Each step is either metadata-only (brief lock) or batched (short locks), so the table stays available. The same care applies to indexes: CREATE INDEX CONCURRENTLY builds an index without blocking writes (Chapter 23), versus a plain CREATE INDEX which locks the table.

The analysis

  1. ALTER TABLE takes an exclusive lock. Quick metadata changes are harmless; changes that rewrite rows or scan the whole table hold that lock for the whole operation, blocking the application. On a hot table, that's an outage.
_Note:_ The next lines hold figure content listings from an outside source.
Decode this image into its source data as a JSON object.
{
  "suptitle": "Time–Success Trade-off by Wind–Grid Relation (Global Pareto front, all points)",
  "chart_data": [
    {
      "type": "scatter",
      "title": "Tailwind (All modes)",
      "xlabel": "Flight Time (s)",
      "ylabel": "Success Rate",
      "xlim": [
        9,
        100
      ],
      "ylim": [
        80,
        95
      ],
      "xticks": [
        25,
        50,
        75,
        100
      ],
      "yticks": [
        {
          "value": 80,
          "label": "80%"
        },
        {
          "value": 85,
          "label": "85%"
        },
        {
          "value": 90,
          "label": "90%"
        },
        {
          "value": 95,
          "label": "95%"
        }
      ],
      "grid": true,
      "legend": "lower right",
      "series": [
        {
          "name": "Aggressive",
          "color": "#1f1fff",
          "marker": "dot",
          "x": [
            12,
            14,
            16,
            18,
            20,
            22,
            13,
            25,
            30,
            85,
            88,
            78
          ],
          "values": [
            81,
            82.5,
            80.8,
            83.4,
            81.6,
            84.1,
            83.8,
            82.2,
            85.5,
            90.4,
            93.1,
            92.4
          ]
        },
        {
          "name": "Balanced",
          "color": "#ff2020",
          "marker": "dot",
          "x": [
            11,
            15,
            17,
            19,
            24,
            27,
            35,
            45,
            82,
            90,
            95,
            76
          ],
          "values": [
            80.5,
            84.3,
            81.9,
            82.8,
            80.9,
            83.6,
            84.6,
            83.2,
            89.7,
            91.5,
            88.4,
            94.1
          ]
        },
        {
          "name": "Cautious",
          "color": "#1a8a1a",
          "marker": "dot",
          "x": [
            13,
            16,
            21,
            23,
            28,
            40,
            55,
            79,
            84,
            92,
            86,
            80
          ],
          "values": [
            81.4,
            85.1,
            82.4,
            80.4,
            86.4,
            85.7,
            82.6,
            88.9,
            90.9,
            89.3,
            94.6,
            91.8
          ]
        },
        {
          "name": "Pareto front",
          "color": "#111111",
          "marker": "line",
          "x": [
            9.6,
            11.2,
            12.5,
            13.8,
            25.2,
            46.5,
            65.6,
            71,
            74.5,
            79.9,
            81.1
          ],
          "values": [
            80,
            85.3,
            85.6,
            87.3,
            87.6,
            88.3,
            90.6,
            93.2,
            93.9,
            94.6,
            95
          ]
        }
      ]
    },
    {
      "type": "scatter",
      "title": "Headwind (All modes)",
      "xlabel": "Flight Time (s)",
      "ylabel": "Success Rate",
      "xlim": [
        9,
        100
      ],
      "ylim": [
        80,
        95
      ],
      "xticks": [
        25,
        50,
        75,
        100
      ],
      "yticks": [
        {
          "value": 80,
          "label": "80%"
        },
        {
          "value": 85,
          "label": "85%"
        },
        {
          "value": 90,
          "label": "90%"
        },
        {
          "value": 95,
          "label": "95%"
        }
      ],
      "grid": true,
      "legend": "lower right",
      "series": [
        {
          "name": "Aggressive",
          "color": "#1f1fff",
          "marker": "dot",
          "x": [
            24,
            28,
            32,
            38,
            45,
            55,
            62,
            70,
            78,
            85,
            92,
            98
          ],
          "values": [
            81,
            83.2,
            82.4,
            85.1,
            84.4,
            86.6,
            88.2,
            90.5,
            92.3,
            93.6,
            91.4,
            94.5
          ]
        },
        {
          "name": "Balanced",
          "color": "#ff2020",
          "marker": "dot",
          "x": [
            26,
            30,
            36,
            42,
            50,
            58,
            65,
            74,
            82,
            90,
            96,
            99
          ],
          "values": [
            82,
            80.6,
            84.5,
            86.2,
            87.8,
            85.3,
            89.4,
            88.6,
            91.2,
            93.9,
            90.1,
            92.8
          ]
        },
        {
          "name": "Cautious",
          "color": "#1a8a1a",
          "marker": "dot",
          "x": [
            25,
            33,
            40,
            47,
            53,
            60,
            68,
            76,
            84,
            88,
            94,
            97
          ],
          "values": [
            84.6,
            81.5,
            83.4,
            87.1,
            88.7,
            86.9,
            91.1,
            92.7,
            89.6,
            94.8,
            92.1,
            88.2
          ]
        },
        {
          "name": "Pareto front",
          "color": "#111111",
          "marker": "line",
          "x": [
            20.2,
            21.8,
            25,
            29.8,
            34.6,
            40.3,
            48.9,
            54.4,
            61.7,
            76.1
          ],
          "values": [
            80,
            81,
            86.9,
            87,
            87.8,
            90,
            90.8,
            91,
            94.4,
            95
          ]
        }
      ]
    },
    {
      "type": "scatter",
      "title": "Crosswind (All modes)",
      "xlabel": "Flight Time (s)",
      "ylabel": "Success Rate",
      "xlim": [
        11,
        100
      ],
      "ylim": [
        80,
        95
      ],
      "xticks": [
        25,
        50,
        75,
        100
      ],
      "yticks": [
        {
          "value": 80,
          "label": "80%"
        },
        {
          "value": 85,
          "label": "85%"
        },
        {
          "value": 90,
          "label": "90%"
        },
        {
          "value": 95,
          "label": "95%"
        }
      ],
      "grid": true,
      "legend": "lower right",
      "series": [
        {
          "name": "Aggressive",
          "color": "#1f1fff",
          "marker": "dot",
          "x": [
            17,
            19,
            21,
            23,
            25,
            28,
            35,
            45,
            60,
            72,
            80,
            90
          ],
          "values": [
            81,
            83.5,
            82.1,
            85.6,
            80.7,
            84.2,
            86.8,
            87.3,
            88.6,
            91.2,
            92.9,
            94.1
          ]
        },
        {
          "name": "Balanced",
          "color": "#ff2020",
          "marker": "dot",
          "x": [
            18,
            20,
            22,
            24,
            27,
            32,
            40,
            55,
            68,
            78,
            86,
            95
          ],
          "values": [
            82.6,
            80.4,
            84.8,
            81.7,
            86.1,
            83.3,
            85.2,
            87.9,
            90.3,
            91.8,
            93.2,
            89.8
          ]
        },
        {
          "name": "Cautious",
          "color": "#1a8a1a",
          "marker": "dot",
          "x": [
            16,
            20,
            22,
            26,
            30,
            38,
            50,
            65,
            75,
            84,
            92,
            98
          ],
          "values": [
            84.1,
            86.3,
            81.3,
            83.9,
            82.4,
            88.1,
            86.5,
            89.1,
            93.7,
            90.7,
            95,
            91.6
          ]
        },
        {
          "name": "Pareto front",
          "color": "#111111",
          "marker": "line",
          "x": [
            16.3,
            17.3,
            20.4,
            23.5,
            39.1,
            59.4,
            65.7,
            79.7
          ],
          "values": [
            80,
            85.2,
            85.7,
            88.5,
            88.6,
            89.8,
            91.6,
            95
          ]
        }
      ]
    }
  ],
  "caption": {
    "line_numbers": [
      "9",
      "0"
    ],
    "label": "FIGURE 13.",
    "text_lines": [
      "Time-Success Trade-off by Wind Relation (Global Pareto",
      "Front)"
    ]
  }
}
  2. "Adding a column is instant" is conditional. A nullable, no-default column is instant. A NOT NULL add, a non-constant default, or an added constraint may rewrite/scan. Know which kind of ALTER you're running.

  3. Break risky changes into safe steps. Add nullable → backfill in batches → set default → enforce NOT NULL (with NOT VALID/VALIDATE to avoid the long validating lock). Each step minimizes lock time.

  4. Timing and tooling matter. Run schema changes in low-traffic windows; use CONCURRENTLY for indexes; set a lock_timeout so a blocked ALTER fails fast instead of queuing behind (and ahead of) application queries.

  5. This is why migrations are a discipline (Chapter 22). Production schema changes need to be reviewed, ordered, reversible, and lock-aware — not typed ad hoc into a shell at 2 p.m. The next chapter on schema evolution exists precisely because of incidents like this.

Discussion questions

  1. Why did a single ADD COLUMN ... NOT NULL DEFAULT cause an outage on a 40M-row table?
  2. Which kinds of ALTER are metadata-only (safe) versus row-rewriting/scanning (risky)?
  3. Rewrite the change as a sequence of low-lock steps and explain what each minimizes.
  4. What do lock_timeout and CREATE INDEX CONCURRENTLY contribute to safe DDL?
  5. ⭐ Why can't a simple CHECK or SET NOT NULL always be added instantly, and how do NOT VALID + VALIDATE CONSTRAINT help?